Salwak is the author of more than 25 books on religion and literature. They include Kingsley Amis: Modern Novelist (Rowman & Littlefield Publishers, 1992) and Carl Sandburg: A Reference Guide (G. K. Hall, 1988). In addition, Salwak is the editor of The Wonders of Solitude (New World Library, 1998), Anne Tyler as Novelist (University of Iowa Press, 1994), Philip Larkin: The Man and His Work (Palgrave Macmillan, 1989), and The Life and Work of Barbara Pym (Palgrave Macmillan, 1987). His book, Teaching Life: Letters from a Life in Literature (University of Iowa Press, 2008), is based on his experience and memories as a teacher and was inspired by the death of one of his students in a car accident on her way to his office. About this memoir, Kenneth Silverman wrote, "Teaching Life is a fascinating blend of practical advice on teaching, moral inquiry, and personal experience. Its focus moves from the obligation to return exams promptly, to Christianity and Judaism, to Kingsley Amis, to experiencing a parent's death. The unusual range of subjects makes Salwak's book by turns instructive, inspiring, and poignant." Writers and Their Mothers, a collection of biographical and autobiographical essays by other writers, which Salwak edited, was published in 2018 by Palgrave Macmillan to coincide with the U.K.'s celebration of Mother's Day. In 2023 he published The Life of the Author: Nathaniel Hawthorne (John C. Wiley & Sons) and Writers and Their Teachers (Bloomsbury). He is also a regular contributor to the (London) Times Education Magazine as well as the (London) Times Educational Supplement.

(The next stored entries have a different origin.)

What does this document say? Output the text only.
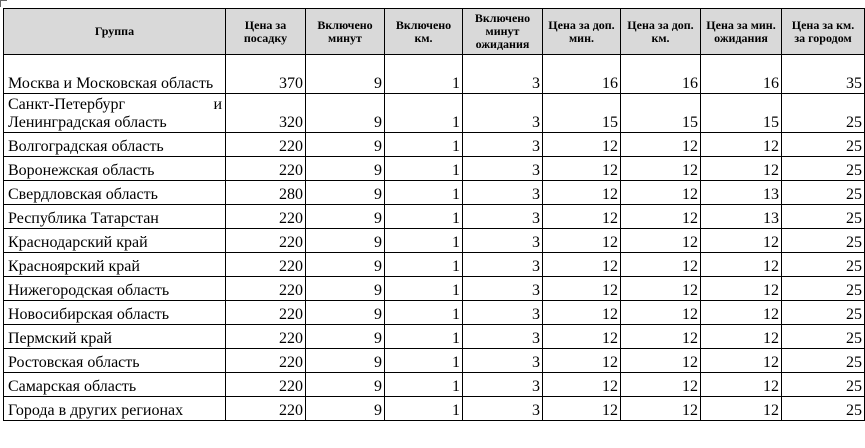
Группа	Цена за посадку	Включено минут	Включено км.	Включено минут ожидания	Цена за доп. мин.	Цена за доп. км.	Цена за мин. ожидания	Цена за км. за городом
Москва и Московская область	370	9	1	3	16	16	16	35
Санкт-Петербург и Ленинградская область	320	9	1	3	15	15	15	25
Волгоградская область	220	9	1	3	12	12	12	25
Воронежская область	220	9	1	3	12	12	12	25
Свердловская область	280	9	1	3	12	12	13	25
Республика Татарстан	220	9	1	3	12	12	13	25
Краснодарский край	220	9	1	3	12	12	12	25
Красноярский край	220	9	1	3	12	12	12	25
Нижегородская область	220	9	1	3	12	12	12	25
Новосибирская область	220	9	1	3	12	12	12	25
Пермский край	220	9	1	3	12	12	12	25
Ростовская область	220	9	1	3	12	12	12	25
Самарская область	220	9	1	3	12	12	12	25
Города в других регионах	220	9	1	3	12	12	12	25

In 2009, Salwak was invited by the North Korean government and former leader Kim Jong-il, to perform at the country's 26th Spring Friendship Festival. He was the first and only American who was asked among 680 worldwide performers, musicians, and entertainers. Since then, he has been there three times, in 2011 and 2012, and has performed at the Pyongyang Circus Theater. He has also traveled to Europe, Australia, South America, Latin America, and China 11 times.

He currently resides in La Verne, California. His daughter, Ryann Salwak, is also training to be a magician.

== Awards and honors ==
Salwak has received numerous honors including Purdue University's Distinguished Alumni Award, a National Endowment for the Humanities grant, and a National Defense Education Act fellowship from the University of Southern California.